De modo que, para proteger esa industria, Estados Unidos está dispuesto a hacer algo que va contra el que ha sido su mantra desde principios de la década de los setenta: regular la producción de petróleo. Hasta ahora, Washington ha defendido siempre como algo innegociable la idea de que el precio del petróleo lo debe fijar la oferta y la demanda. Pero, ante el posible colapso de un sector que es una fuente de empleo y de apoyos políticos, Donald Trump parece decidido a ignorar esa política.

Y además, Canadá

Claro que el nuevo rumbo de EEUU tiene un pequeño problema: en ese país es ilegal que el Estado federal controle la producción de petróleo. Así que Trump no puede hacer nada. Pero sí los estados. Por ejemplo, hasta 1972, antes de la crisis del petróleo, Texas tuvo cuotas para el bombeo de crudo. Después, llegó el embargo árabe de la guerra del Yom Kippur, en 1973, y eso se acabó. Pero ahora se pueden volver a reinstaurar.

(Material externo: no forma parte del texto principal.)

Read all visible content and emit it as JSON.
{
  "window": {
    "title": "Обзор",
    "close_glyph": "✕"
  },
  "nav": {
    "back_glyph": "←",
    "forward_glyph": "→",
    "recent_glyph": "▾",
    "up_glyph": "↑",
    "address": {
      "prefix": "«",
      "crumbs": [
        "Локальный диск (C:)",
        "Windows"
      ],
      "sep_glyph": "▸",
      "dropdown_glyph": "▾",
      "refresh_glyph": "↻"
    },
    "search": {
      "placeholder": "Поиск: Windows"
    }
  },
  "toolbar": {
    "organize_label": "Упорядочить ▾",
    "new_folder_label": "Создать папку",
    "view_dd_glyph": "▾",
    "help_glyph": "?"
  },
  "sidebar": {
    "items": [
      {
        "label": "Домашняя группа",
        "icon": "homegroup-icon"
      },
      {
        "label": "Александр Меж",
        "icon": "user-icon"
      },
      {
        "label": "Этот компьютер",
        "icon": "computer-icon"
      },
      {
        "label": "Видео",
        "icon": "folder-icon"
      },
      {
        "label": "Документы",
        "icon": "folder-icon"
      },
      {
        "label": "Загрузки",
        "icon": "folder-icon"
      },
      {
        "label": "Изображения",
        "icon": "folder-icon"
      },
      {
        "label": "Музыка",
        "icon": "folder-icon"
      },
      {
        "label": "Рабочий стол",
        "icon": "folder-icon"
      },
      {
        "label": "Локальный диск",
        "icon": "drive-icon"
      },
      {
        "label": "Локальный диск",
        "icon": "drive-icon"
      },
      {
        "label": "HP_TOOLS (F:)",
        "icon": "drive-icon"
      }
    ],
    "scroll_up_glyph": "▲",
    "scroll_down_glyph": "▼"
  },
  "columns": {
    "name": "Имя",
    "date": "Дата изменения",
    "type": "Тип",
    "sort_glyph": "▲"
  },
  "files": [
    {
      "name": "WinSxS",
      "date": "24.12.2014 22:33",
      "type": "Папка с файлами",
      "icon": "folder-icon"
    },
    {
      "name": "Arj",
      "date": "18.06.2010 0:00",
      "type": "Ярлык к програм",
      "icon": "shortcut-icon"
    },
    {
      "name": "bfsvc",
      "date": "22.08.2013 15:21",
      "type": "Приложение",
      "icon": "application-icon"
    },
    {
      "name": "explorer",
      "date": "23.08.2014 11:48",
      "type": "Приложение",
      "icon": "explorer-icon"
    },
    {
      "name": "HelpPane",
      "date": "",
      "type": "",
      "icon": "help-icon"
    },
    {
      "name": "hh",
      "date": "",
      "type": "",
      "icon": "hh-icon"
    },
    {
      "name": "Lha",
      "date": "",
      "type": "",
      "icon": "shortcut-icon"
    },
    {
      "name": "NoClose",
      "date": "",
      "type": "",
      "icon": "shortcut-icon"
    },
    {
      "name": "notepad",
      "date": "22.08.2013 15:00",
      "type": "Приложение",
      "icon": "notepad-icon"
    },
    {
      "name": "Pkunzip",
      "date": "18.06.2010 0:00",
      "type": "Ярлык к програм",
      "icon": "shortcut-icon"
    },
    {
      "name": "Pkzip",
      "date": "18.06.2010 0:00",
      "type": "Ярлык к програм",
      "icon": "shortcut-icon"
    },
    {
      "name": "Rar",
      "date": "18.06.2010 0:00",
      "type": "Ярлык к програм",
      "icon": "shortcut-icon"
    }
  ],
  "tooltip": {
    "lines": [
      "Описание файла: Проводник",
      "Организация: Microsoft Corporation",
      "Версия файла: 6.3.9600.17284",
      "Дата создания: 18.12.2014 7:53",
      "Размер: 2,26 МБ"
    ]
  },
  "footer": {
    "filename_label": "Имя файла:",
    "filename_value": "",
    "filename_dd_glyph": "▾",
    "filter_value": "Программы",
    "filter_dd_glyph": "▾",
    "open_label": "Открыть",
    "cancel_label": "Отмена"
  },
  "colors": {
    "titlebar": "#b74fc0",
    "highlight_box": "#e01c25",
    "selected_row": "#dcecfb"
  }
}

En Canadá, de hecho, la provincia de Alberta ya lo hizo en 2016, en otra ofensiva de la OPEP. El crudo de Alberta es otra de las preocupaciones saudíes y rusas. Es de mucha peor calidad que el que se extrae en EEUU, pero también se obtiene por medios ‘no convencionales’, en este caso bien abriendo minas a cielo abierto de las que se saca el bitumen que luego se transforma en gasolina, bien inyectando gas. La gran diferencia es que los costes fijos de las llamadas “arenas bituminosas” son mucho mayores, porque exigen una inversión inicial más grande, pero, después, apenas requieren inversión por un periodo de entre 7 y 10 años. Con el ‘shale’ pasa lo contrario. Perforar y llevar a cabo el ‘fracking’ es barato. Pero los yacimientos se agotan rápidamente y cada dos o tres años hay que volver a ‘pinchar’. El petróleo de Alberta es más caro que el ‘shale’ de EEUU, pero requiere menos capital a lo largo del tiempo.

Que EEUU se esté planteando entrar, por medio de sus estados, en una componenda con la OPEP es uno de los grandes cambios que está viviendo la economía mundial. Este 2020 puede ser un año que cambie muchas cosas, incluyendo el sector del petróleo.